Well I love to short because you can make a lot of money but lately for me it's been hard. Every time I've shorted we've had a strong ralley. The times I've shorted the rallies they've hit my stop losses so right now I'm kind of frustrated with the market. To many factors affecting the market that are not the market.
 
Most, if not all, of the "shorts" were wiped out in the tech bubble...

The few who survied were then killed shorting GOOG at $100, LOL......


Also, the future does not look good for shorting....much more enforcement....brokers will get caught and slapped big time...


SteveD
 
Quote from SteveD:

Most, if not all, of the "shorts" were wiped out in the tech bubble...

The few who survied were then killed shorting GOOG at $100, LOL......


Also, the future does not look good for shorting....much more enforcement....brokers will get caught and slapped big time...


SteveD

That is not true at all. People that play on the downside for fundamental reasons do get killed. If you play on the downside on technicals letting markets show you a weakness (instead of trying to force one on the markets) you can do it.
 
Most "shorts" in the 90's did so off of fundamentals.....PE too high....all of the "dot com" companies were obvious shorts....in hindsight, LOL.....

A lot of very smart people were wiped out shorting in the runup of the bubble.....even a NYSE specialist firm.....

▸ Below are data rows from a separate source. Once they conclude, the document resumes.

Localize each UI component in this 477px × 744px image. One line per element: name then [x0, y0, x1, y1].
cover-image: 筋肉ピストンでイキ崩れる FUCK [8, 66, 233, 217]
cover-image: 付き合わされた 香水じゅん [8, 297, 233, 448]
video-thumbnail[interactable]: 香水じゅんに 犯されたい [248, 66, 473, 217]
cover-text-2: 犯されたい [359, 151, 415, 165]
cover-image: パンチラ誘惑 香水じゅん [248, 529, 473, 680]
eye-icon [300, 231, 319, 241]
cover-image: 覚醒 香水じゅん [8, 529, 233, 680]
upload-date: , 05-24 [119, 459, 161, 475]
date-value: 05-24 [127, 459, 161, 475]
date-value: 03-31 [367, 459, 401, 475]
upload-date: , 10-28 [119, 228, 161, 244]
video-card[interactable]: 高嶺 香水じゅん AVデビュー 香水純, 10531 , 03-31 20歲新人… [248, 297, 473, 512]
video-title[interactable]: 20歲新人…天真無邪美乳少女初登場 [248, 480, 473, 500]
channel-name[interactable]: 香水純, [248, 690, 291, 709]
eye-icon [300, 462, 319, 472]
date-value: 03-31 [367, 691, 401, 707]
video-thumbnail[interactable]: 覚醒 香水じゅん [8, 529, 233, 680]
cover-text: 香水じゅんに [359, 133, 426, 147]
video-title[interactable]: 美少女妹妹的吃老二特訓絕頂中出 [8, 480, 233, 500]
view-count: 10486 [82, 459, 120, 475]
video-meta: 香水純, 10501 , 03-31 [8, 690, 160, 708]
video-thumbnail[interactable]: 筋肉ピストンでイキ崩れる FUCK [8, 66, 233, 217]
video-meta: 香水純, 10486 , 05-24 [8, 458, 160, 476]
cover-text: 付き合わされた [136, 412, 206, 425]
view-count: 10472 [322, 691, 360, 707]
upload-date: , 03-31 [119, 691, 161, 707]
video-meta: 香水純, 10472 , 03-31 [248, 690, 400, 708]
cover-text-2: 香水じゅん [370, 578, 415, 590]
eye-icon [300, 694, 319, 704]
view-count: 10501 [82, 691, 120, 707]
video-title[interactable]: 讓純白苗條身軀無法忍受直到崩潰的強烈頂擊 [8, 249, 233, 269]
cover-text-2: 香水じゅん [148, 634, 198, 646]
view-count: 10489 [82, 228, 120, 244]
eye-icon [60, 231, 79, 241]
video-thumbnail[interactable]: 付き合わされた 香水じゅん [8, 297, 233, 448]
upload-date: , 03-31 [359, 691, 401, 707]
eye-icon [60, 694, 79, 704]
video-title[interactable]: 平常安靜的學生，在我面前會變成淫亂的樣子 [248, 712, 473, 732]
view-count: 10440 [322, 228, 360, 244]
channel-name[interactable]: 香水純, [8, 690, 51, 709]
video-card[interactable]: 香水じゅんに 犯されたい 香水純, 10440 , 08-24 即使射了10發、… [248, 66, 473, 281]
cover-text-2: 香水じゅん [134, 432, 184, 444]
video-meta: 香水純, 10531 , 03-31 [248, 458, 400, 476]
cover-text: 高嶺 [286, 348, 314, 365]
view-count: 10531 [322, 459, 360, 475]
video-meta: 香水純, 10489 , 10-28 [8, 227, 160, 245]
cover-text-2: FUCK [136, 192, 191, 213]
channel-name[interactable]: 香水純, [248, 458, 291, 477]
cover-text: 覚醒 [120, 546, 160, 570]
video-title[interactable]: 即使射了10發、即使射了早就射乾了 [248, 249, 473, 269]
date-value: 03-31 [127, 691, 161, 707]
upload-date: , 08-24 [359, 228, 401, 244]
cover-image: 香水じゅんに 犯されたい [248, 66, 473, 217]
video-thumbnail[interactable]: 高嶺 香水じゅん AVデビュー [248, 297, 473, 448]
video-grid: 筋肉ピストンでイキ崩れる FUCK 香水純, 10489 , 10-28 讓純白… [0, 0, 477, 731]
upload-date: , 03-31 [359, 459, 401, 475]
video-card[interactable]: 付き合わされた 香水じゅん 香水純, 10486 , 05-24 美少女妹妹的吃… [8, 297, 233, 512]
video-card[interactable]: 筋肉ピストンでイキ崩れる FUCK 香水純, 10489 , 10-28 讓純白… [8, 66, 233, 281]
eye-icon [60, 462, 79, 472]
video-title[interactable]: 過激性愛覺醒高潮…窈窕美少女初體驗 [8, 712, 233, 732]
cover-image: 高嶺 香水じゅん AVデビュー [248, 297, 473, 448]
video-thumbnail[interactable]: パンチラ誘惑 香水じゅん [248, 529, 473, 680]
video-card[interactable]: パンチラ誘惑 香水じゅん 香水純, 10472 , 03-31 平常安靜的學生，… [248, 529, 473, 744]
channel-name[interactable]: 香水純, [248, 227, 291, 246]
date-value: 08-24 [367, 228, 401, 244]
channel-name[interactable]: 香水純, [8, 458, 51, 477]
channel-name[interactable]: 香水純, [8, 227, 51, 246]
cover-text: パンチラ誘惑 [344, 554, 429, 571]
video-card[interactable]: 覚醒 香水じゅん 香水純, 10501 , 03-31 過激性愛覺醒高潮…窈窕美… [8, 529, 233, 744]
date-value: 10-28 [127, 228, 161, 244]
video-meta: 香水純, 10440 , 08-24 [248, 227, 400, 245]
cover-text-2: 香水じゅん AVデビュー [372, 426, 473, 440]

Most traders did not have the technical tools and computer power/data we have today.....they were doing if off of fundamentals.....

SteveD
 
Quote from ProfitTakgFool:

I asked one of my college professors this very question a few years ago and he kindly pointed out to me that the stock market had basically gone straight up since WWII. I said, "Oh." He had a great point. Why wouldn't you want to buy when the market basically goes up over time. The market expands much more frequently than it contracts so I suspect people get conditioned. Few people even understand the basic concept of selling short. I've explained it until I'm blue in the face to the average investor and you still get that deer in headlights look.

By "market" he probably referred to an index. If that is the case, you have to take into consideration "survival bias" - indexes change over time. "Bad" stocks are thrown out and "good" ones are added in. If you also take into account inflation, than things don't look that rosy.